The Loudmouth Collective goes all out and full volume in Fuddy Meers, David Lindsay-Abaire’s in-your-face comedy about memory loss and family. The humor meanders from zany into full blown hysteria, with a virtual clown car of crazy characters, and several plots intersecting for one wild ride.
Meet Claire. She is an amnesiac a la 50 First Dates, who wakes up as a clean slate every morning. On this particular morning, after meeting her husband Richard (Leif Jurgenson) and her foul mouthed pot smoking seventeen year old son Kenny (Spencer Harrison), she is kidnapped by a masked man who is half blind, half deaf, walks with a limp and talks with a lisp. He claims to be her brother saving her from a murderous husband, but nothing is as it seems. Every character is this cast has a secret they’re keeping from Claire surrounding the trauma that rendered her an amnesiac. And no one is telling.
But Claire (Noe Tallen) is remarkably good humored for someone who has no idea who she is, who her friends are, and who has been kidnapped and is surrounded by people with clear psychological issues and potentially violent tendencies.
On the journey to Claire’s self discovery, we meet a lady cop (Katie Willer), Claire’s mother Gertie (the impressive Karen Weise-Thompson) who has recently suffered a stroke and now speaks in something that sounds vaguely like Pig Latin, and Millet (Paul Rutledge) one of several escaped convicts (the others are surprises), a sweet and frightened man deeply emotionally attached to Hinky Binky, a sock puppet who can’t keep his mouth shut and is constantly revealing things Millet would rather keep on the down low.
Some of the lines about Claire’s confused state are really priceless. After Hinky Binky has (against Millet’s wishes) revealed a clue about her trauma she says to her mother: “That puppet was saying the strangest things about me mama, is he a trustworthy source of information?”
The transitions, which usually get neglected in theater, are great in this show. The cast changes the set to the tune of Electroswing and show off some quirky dance moves.
The performances are strong. Noe Tallen’s rendition of Claire is affable, bubbly and basically happy to be along for the ride. Whenever something is demanded of her, she responds with a slightly manic laugh “Was I a nurse? I have no idea! HAHAHAHAHA.”
Spencer Harrisons’s performance as Kenny stands out as a beacon of “I don’t give a shit” apathetic dead pan in a play where way too many people are yelling a lot. The quieter interactions between him and his mother are truthful and sweet. Paul Rutledge’s performance as Millet is multifaceted and technically impressive: he switches between Millet and Hinky Binky with speed and virtuosity. Hinky Binky was entirely believable as his own character, as was the love between man and puppet.

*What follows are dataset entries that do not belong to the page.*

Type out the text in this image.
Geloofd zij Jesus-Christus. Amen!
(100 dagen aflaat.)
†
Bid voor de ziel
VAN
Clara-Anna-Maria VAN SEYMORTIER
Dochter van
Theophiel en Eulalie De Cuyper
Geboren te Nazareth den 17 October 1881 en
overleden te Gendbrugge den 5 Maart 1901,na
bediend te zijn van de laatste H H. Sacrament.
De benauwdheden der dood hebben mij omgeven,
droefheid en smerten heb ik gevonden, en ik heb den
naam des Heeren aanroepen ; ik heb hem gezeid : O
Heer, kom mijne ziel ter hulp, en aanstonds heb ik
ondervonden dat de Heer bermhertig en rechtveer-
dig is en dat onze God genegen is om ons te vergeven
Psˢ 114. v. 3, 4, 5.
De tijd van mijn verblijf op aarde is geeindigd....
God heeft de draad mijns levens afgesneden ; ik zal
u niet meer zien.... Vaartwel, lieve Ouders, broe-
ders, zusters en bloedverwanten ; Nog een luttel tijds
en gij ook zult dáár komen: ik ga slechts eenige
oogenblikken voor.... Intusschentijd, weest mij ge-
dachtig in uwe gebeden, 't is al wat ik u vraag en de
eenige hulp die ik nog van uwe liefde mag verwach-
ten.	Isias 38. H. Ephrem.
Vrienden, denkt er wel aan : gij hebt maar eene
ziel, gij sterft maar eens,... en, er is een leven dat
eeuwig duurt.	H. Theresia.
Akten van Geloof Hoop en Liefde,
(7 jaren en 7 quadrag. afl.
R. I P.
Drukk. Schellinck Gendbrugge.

Matt Sciple has some good moments as the violently disturbed Zach. One second he is screaming and on the verge of violence, (I’ll kill you and bury you in the backyard, or the like) he will suddenly flip a switch into deadpan, exasperatedly flippant: “Sorry, I was mad.”

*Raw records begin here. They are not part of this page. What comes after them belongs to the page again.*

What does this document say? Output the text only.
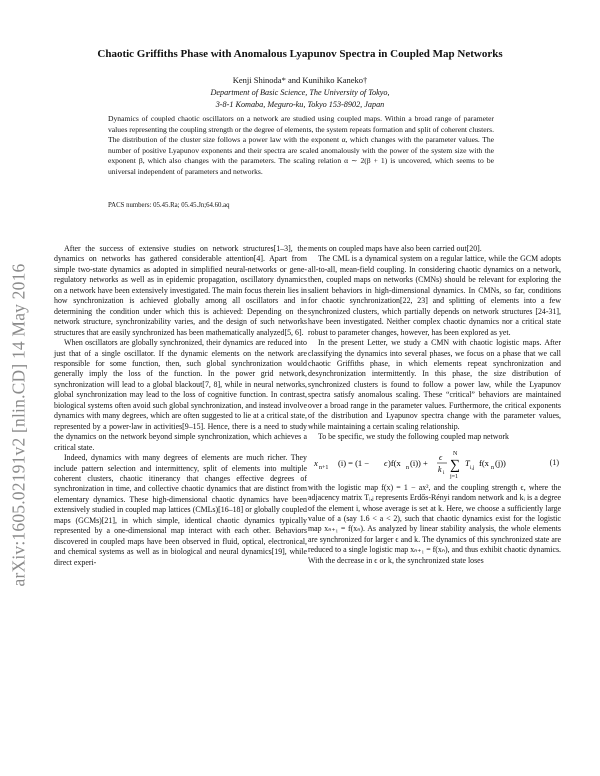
arXiv:1605.02191v2 [nlin.CD] 14 May 2016
Chaotic Griffiths Phase with Anomalous Lyapunov Spectra in Coupled Map Networks
Kenji Shinoda* and Kunihiko Kaneko†
Department of Basic Science, The University of Tokyo,
3-8-1 Komaba, Meguro-ku, Tokyo 153-8902, Japan
Dynamics of coupled chaotic oscillators on a network are studied using coupled maps. Within a broad range of parameter values representing the coupling strength or the degree of elements, the system repeats formation and split of coherent clusters. The distribution of the cluster size follows a power law with the exponent α, which changes with the parameter values. The number of positive Lyapunov exponents and their spectra are scaled anomalously with the power of the system size with the exponent β, which also changes with the parameters. The scaling relation α ∼ 2(β + 1) is uncovered, which seems to be universal independent of parameters and networks.
PACS numbers: 05.45.Ra; 05.45.Jn;64.60.aq

After the success of extensive studies on network structures[1–3], the dynamics on networks has gathered considerable attention[4]. Apart from simple two-state dynamics as adopted in simplified neural-networks or gene-regulatory networks as well as in epidemic propagation, oscillatory dynamics on a network have been extensively investigated. The main focus therein lies in how synchronization is achieved globally among all oscillators and in determining the condition under which this is achieved: Depending on the network structure, synchronizability varies, and the design of such networks structures that are easily synchronized has been mathematically analyzed[5, 6].

When oscillators are globally synchronized, their dynamics are reduced into just that of a single oscillator. If the dynamic elements on the network are responsible for some function, then, such global synchronization would generally imply the loss of the function. In the power grid network, synchronization will lead to a global blackout[7, 8], while in neural networks, global synchronization may lead to the loss of cognitive function. In contrast, biological systems often avoid such global synchronization, and instead involve dynamics with many degrees, which are often suggested to lie at a critical state, represented by a power-law in activities[9–15]. Hence, there is a need to study the dynamics on the network beyond simple synchronization, which achieves a critical state.

Indeed, dynamics with many degrees of elements are much richer. They include pattern selection and intermittency, split of elements into multiple coherent clusters, chaotic itinerancy that changes effective degrees of synchronization in time, and collective chaotic dynamics that are distinct from elementary dynamics. These high-dimensional chaotic dynamics have been extensively studied in coupled map lattices (CMLs)[16–18] or globally coupled maps (GCMs)[21], in which simple, identical chaotic dynamics typically represented by a one-dimensional map interact with each other. Behaviors discovered in coupled maps have been observed in fluid, optical, electronical, and chemical systems as well as in biological and neural dynamics[19], while direct experi-

ments on coupled maps have also been carried out[20].

The CML is a dynamical system on a regular lattice, while the GCM adopts all-to-all, mean-field coupling. In considering chaotic dynamics on a network, then, coupled maps on networks (CMNs) should be relevant for exploring the salient behaviors in high-dimensional dynamics. In CMNs, so far, conditions for chaotic synchronization[22, 23] and splitting of elements into a few synchronized clusters, which partially depends on network structures [24-31], have been investigated. Neither complex chaotic dynamics nor a critical state robust to parameter changes, however, has been explored as yet.

In the present Letter, we study a CMN with chaotic logistic maps. After classifying the dynamics into several phases, we focus on a phase that we call chaotic Griffiths phase, in which elements repeat synchronization and desynchronization intermittently. In this phase, the size distribution of synchronized clusters is found to follow a power law, while the Lyapunov spectra satisfy anomalous scaling. These “critical” behaviors are maintained over a broad range in the parameter values. Furthermore, the critical exponents of the distribution and Lyapunov spectra change with the parameter values, while maintaining a certain scaling relationship.

To be specific, we study the following coupled map network

x n+1 (i) = (1 − ϵ )f(x n (i)) +
ϵ
k i
N
∑
j=1
T i,j f(x n (j))	(1)

with the logistic map f(x) = 1 − ax², and the coupling strength ϵ, where the adjacency matrix Tᵢ,ⱼ represents Erdős-Rényi random network and kᵢ is a degree of the element i, whose average is set at k. Here, we choose a sufficiently large value of a (say 1.6 < a < 2), such that chaotic dynamics exist for the logistic map xₙ₊₁ = f(xₙ). As analyzed by linear stability analysis, the whole elements are synchronized for larger ϵ and k. The dynamics of this synchronized state are reduced to a single logistic map xₙ₊₁ = f(xₙ), and thus exhibit chaotic dynamics. With the decrease in ϵ or k, the synchronized state loses
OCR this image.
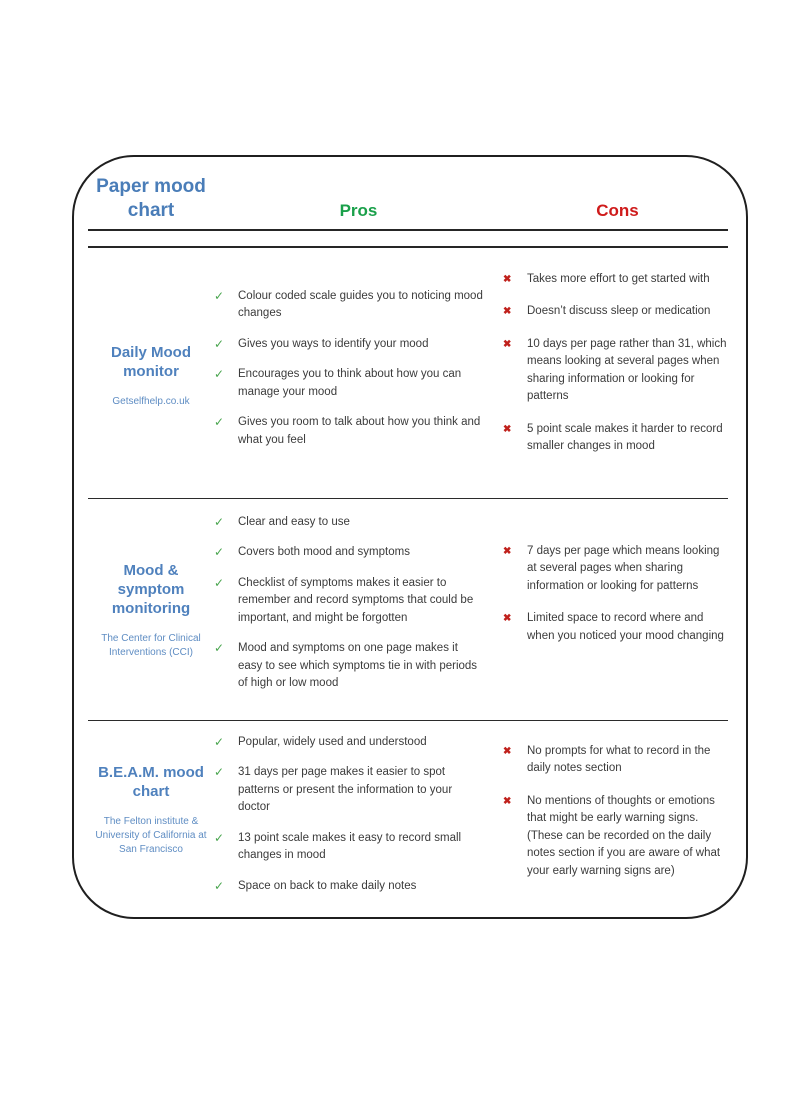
Paper mood chart	Pros	Cons
Daily Mood monitor
Getselfhelp.co.uk
✓	Colour coded scale guides you to noticing mood changes
✓	Gives you ways to identify your mood
✓	Encourages you to think about how you can manage your mood
✓	Gives you room to talk about how you think and what you feel
✖	Takes more effort to get started with
✖	Doesn’t discuss sleep or medication
✖	10 days per page rather than 31, which means looking at several pages when sharing information or looking for patterns
✖	5 point scale makes it harder to record smaller changes in mood
Mood & symptom monitoring
The Center for Clinical Interventions (CCI)
✓	Clear and easy to use
✓	Covers both mood and symptoms
✓	Checklist of symptoms makes it easier to remember and record symptoms that could be important, and might be forgotten
✓	Mood and symptoms on one page makes it easy to see which symptoms tie in with periods of high or low mood
✖	7 days per page which means looking at several pages when sharing information or looking for patterns
✖	Limited space to record where and when you noticed your mood changing
B.E.A.M. mood chart
The Felton institute & University of California at San Francisco
✓	Popular, widely used and understood
✓	31 days per page makes it easier to spot patterns or present the information to your doctor
✓	13 point scale makes it easy to record small changes in mood
✓	Space on back to make daily notes
✖	No prompts for what to record in the daily notes section
✖	No mentions of thoughts or emotions that might be early warning signs. (These can be recorded on the daily notes section if you are aware of what your early warning signs are)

The script is snappy and cute, and the actors keep up a good pace throughout the two hour show, but they’re struggling a little against a script that starts to feel like it was Lindsay-Abaires first major work — and although his knack for quick dialogue and structured plots is already clear, it’s not as snappy or as intelligent as his later works like Rabbit Hole, which won him a 2007 Pulitzer Prize.
The production sometimes sparkles and sometimes suffers from the comedic mayhem of having too many characters with too many disorders in one literal kitchen. The chaos is interrupted only by Claire’s lengthy monologues about remembering banal things from her childhood (daddy used to walk dogs, once he hit one with his car, that was sad, etc.).

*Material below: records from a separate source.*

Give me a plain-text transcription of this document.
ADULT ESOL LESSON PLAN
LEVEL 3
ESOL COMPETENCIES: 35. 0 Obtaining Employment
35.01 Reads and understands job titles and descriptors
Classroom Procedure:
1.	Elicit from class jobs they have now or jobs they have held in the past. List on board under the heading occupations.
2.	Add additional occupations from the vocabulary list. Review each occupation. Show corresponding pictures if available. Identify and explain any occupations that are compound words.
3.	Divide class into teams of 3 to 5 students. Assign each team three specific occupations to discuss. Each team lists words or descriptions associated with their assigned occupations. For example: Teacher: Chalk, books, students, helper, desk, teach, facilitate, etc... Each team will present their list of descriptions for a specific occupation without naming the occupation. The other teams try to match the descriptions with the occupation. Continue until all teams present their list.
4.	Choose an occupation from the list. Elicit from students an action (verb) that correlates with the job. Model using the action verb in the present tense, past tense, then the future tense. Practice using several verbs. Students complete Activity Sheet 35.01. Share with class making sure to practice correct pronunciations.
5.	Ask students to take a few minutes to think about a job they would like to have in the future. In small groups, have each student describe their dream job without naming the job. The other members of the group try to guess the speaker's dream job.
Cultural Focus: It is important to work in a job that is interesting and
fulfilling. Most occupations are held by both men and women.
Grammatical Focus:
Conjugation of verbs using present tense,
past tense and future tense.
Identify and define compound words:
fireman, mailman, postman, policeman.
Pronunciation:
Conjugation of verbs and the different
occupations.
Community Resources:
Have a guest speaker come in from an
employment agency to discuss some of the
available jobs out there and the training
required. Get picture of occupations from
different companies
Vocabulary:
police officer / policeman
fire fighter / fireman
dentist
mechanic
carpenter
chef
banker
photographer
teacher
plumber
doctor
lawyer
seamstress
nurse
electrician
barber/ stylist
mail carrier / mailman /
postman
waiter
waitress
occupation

The climax of the show is the end of the first act, where director Natalie Novacek does a great job of staging that moment in every farce where everyone is suddenly in the same room, all the subplots collide head on and the gun we saw earlier is fired full force.
The second act takes the show to a darker place. Plot twist: this show is actually about serious domestic abuse, but the script has neither the emotional heft nor the careful composition to support such a difficult subject. Lindsay-Abaire is working in a very specific breed of camp, one that is trying to wed extremely serious subject matter to delightfully (if you’re in the right mood) stupid farce. The opening night audience was definitely in the right mood. For me, the cast was working hard against a script that, though clever, had little room for character or heart in a sea of one liners and hysteria.
“You’re all crazy!” screams the Hinky Binky the sock puppet, as the up his butt leaves the stage for the last time. I concur with his assessment.
You’ve got one weekend left to catch Fuddy Meers at Nimbus Theater (1517 Old Central Ave, Minneapolis).
Tickets are $15, $10 with a fringe button.